Austrian filmmaker Barbara Eder’s Inside America is set in Brownsville, Texas, on the US-Mexico border, where the director spent a year as a high school exchange student in 1994. The movie’s website explains, “Many of her [Eder’s] teenage friends are not alive anymore.” They died in violent crimes or succumbed to drugs.

The fiction film follows a number of Latino young people, some born in the US, some undocumented. Brownsville, like many US towns and cities, offers working class kids next to nothing: dead-end jobs in fast-food restaurants or the military. The movie is not flawless, but at its best it allows the bleak existence and its human toll to come through. It’s shameful that so few American filmmakers consider such a subject worthy of treatment.

The Hunter

The Hunter from Iran, directed by Rafi Pitts (The Fifth Season, It’s Winter), is an angry, disturbing film, although the target of its anger is not entirely clear. The central character (played by Pitts) is a man, just out of prison, whose wife and child are killed, apparently at the hands of the authorities. He goes off the edge, taking violent action. We interviewed the filmmaker in Toronto, who had numerous interesting things to say.

Tony Goldwyn’s Conviction is a compelling account of the effort to free an innocent man sentenced to life imprisonment for a brutal murder. The film is based on the story of Betty Anne Waters (played by Hilary Swank), an unemployed single mother in Massachusetts who spent a decade going through law school so that she could represent her brother in court.

Essential Killing, from veteran Polish-born filmmaker Jerzy Skolimowski, dramatizes the fate of an apparent Afghan insurgent, captured by American forces and shipped off to a “black site” in eastern Europe. He eventually escapes from his persecutors and much of the film is spent on his desperate flight in a frozen landscape, but the most evocative and chilling portion of the film occurs in its first third. Here, Skolimowski recreates in terrifying detail the interrogation, torture and savage treatment of Afghan and Iraqi detainees at the hands of the US military.

In Outbound, from Romanian director Bogdan George Apetri, Matilda, on 24-hour leave from prison to attend her mother’s funeral, makes a frantic attempt to arrange a way out of the country for her and her estranged son. Much of the detail of everyday life in Bucharest rings true, including, again, the portrait of members of the criminal class that has emerged in the new Romanian “democracy.”

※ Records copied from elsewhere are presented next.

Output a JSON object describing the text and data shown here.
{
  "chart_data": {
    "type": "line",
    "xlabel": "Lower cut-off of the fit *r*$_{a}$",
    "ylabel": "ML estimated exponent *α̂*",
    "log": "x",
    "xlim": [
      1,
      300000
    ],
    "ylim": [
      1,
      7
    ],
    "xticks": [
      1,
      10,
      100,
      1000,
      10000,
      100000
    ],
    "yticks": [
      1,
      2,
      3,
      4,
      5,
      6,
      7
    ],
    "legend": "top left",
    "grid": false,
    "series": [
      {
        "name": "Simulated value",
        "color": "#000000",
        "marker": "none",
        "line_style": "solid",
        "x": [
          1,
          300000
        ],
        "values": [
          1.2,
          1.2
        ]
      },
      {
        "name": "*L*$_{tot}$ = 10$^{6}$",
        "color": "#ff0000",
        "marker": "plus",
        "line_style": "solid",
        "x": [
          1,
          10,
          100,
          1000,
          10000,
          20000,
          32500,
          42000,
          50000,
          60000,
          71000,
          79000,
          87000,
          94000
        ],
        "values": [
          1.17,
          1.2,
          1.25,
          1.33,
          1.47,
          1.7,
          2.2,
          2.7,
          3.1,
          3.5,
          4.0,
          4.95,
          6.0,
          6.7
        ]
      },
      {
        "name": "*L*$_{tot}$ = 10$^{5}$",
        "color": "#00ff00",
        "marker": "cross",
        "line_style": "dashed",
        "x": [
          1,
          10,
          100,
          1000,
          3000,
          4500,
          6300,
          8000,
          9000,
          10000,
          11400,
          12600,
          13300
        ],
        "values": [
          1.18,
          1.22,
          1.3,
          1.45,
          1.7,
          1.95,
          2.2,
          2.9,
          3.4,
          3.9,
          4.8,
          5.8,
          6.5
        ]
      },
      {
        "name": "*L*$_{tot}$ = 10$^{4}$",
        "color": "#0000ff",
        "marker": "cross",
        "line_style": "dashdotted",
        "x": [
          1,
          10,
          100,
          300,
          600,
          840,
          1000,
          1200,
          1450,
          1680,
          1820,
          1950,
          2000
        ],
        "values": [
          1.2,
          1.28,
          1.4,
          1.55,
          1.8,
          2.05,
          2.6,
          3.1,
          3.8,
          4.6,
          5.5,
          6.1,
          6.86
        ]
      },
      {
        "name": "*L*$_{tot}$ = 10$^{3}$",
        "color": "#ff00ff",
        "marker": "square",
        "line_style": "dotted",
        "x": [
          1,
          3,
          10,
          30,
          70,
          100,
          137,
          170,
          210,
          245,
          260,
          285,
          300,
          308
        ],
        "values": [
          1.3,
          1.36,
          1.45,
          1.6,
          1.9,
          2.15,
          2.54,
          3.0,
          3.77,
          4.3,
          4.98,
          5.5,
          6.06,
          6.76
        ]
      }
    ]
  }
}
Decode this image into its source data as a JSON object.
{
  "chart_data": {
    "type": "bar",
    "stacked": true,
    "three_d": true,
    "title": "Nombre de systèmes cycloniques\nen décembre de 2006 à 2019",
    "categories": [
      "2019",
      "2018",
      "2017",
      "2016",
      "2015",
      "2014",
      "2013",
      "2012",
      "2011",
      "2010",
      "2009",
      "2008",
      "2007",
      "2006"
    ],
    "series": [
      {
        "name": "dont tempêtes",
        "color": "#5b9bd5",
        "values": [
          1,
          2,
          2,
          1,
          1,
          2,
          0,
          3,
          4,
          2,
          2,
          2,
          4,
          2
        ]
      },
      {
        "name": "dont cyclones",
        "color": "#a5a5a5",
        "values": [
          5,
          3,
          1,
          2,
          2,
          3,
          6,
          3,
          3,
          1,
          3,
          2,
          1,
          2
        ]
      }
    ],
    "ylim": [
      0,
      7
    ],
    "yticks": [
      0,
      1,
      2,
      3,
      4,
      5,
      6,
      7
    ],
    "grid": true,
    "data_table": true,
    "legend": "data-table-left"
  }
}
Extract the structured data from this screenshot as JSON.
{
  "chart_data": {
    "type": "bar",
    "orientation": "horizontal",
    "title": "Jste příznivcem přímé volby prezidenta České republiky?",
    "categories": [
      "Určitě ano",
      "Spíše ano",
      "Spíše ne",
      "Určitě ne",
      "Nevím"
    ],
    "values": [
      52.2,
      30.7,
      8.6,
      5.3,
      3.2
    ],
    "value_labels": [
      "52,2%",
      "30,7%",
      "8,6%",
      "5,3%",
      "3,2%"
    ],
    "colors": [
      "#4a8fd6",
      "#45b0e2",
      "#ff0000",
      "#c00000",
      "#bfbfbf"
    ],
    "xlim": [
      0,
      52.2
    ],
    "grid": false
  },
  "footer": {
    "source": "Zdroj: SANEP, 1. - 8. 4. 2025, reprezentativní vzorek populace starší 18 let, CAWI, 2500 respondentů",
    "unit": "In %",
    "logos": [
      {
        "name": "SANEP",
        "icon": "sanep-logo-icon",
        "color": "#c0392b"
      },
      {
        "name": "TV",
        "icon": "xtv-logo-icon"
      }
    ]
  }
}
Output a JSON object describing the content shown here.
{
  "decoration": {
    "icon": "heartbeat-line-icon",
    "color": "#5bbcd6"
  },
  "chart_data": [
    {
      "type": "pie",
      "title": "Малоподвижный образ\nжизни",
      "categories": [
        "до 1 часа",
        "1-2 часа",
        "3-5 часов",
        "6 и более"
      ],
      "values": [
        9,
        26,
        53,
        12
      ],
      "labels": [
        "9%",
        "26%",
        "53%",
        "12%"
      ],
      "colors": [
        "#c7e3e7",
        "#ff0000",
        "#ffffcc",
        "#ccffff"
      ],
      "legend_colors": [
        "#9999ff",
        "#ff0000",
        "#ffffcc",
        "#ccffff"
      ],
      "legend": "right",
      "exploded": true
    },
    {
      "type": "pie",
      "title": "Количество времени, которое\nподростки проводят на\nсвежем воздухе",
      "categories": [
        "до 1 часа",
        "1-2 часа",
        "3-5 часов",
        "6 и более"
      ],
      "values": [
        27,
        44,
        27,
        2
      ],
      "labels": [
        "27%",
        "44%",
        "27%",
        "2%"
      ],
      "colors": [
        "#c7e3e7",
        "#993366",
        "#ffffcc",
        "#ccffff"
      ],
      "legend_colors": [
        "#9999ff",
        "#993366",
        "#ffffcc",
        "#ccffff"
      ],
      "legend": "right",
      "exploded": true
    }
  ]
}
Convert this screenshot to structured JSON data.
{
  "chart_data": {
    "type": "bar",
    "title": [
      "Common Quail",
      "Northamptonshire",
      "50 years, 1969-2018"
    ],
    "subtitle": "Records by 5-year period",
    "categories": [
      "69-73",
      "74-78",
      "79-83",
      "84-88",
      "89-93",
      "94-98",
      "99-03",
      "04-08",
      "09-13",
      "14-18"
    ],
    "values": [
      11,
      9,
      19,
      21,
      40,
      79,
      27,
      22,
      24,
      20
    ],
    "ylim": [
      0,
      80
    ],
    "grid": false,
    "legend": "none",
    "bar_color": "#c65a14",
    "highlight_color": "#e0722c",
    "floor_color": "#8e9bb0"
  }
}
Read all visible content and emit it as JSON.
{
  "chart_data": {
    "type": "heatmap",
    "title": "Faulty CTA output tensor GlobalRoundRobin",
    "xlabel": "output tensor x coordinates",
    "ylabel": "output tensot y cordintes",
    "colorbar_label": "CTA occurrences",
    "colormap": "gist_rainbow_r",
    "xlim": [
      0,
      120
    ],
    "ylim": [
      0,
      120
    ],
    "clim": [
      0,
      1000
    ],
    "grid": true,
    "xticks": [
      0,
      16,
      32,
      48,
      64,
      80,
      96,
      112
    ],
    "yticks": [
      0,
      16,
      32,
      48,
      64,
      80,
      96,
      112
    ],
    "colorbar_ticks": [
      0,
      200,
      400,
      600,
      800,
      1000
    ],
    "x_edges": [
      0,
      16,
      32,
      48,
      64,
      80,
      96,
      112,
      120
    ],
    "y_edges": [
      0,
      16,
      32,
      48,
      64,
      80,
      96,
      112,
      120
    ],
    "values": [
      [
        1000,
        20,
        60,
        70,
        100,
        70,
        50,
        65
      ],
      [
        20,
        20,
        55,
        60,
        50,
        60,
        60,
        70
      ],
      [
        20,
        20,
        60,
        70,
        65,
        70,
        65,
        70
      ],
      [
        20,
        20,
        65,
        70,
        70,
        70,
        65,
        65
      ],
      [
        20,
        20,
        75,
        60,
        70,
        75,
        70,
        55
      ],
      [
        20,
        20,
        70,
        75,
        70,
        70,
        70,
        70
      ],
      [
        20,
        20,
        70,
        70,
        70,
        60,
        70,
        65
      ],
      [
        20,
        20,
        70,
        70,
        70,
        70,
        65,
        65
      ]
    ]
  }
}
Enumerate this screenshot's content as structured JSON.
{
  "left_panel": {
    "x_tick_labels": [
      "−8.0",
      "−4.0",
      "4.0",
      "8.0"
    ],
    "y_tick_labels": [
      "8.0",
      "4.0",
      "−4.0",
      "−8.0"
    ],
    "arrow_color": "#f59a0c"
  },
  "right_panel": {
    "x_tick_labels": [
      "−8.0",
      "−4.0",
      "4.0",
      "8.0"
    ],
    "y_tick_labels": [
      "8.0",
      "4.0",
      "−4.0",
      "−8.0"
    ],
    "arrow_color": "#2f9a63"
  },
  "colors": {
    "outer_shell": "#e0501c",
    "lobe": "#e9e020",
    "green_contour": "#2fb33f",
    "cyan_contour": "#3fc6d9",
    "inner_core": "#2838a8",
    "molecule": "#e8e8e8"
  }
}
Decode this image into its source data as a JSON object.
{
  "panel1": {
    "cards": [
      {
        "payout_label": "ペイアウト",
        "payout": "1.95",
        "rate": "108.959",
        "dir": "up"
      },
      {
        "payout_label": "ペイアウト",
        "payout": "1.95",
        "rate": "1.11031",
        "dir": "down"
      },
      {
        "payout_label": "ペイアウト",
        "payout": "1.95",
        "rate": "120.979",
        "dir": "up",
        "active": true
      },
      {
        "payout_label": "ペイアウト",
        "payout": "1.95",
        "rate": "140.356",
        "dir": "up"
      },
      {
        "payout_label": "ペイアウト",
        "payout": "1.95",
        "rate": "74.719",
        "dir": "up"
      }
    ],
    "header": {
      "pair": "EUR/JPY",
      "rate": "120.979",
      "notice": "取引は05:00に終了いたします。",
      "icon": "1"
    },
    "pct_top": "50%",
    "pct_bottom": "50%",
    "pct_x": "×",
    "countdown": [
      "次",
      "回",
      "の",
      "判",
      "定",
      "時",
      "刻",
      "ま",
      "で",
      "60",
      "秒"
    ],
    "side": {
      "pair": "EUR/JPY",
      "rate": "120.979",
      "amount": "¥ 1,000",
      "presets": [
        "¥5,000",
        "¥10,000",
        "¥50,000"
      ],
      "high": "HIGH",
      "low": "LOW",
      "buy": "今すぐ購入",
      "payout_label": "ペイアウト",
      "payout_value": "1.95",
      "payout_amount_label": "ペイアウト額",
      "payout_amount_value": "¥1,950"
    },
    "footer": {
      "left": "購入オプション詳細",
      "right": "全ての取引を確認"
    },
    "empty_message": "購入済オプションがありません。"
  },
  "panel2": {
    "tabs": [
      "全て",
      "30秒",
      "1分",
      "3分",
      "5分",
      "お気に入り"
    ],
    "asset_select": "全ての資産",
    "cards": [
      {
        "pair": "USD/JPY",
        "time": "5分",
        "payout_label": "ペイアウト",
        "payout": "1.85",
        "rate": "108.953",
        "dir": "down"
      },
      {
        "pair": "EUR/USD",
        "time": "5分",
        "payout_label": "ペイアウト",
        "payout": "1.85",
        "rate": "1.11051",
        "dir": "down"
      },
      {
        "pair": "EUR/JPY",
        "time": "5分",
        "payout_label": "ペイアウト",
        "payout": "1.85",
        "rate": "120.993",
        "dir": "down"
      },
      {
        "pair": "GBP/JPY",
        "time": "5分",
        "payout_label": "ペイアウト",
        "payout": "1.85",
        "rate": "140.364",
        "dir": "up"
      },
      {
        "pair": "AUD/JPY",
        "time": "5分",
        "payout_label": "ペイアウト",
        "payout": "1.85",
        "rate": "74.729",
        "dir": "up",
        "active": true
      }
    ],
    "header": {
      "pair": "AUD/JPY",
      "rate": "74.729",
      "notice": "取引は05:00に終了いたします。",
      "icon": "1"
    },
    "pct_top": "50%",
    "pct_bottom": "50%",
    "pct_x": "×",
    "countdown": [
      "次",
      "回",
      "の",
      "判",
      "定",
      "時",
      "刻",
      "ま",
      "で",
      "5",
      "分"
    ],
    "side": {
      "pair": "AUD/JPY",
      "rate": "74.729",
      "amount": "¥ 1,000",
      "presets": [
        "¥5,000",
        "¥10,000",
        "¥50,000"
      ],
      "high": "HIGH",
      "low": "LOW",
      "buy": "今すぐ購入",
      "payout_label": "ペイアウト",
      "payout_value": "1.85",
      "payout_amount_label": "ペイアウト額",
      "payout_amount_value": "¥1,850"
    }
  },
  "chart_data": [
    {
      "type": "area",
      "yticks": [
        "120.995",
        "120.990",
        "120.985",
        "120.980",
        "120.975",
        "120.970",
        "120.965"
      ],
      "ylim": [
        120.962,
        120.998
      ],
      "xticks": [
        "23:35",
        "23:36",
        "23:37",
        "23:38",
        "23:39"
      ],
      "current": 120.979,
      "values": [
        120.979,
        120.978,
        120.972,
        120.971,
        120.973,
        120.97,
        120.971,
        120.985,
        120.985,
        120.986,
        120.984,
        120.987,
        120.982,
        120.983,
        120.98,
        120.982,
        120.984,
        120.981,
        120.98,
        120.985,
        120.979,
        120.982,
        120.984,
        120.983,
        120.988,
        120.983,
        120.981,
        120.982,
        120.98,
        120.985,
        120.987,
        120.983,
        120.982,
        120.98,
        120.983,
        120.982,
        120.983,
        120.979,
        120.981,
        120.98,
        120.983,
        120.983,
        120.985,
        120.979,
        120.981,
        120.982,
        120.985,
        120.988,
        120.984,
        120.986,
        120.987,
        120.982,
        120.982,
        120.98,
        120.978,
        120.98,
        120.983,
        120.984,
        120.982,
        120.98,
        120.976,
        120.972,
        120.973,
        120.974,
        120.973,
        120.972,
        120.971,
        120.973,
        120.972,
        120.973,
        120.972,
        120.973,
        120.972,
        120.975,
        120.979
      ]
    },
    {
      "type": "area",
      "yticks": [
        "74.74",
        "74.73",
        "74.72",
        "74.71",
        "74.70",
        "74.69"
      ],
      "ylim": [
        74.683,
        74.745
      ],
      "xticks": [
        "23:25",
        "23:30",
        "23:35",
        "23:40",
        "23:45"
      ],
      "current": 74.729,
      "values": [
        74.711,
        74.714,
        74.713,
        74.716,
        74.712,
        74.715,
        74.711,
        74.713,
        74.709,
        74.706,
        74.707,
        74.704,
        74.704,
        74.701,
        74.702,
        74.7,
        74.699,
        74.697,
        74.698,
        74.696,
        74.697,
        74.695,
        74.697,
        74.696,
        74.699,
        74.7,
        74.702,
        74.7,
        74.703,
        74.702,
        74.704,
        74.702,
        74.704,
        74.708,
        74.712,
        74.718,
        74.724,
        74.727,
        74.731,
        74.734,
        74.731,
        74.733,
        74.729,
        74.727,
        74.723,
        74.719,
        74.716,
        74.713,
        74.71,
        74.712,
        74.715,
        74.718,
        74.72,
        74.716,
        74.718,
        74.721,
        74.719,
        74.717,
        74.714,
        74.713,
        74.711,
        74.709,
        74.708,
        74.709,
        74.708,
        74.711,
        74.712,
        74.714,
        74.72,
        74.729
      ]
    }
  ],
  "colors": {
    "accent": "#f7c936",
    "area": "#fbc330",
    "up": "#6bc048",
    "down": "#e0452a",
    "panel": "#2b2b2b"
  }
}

Cirkus Columbia, directed by Danis Tanovic (No Man’s Land, Triage), born in Bosnia and Herzegovina, despite an implausible and contrived ending, delivers some convincing blows to communalism and chauvinism in the Balkans, in this story set just prior to the bloody civil war.

Fiction films also worth singling out included Outside the Law (Rachid Bouchareb), about three Algerian brothers during the independence struggle against France, and Autumn (Aamir Bashir), on the bitter war in Kashmir.

Directed by Linda Hoaglund, ANPO (acronym for US-Japan Mutual Security Treaty) is a fascinating look at the mass protests that erupted in Japan in 1960 over the extension of the treaty imposed on a defeated Japan nine years earlier. The documentary examines the protest movement, the ongoing US military presence on Japanese soil (90 American bases remain!), and the remarkable paintings and photographs generated by the 1960 movement.

Among the other documentaries of note were Inside Job (Charles Ferguson, No End in Sight), about the global financial meltdown, and The Pipe (Risteard Ó Domhnaill), which recounts the struggle against a proposed pipeline in a western Irish town.

All in all, a good deal of interesting material.

In subsequent articles, we will concentrate on some of these films, directors and writers.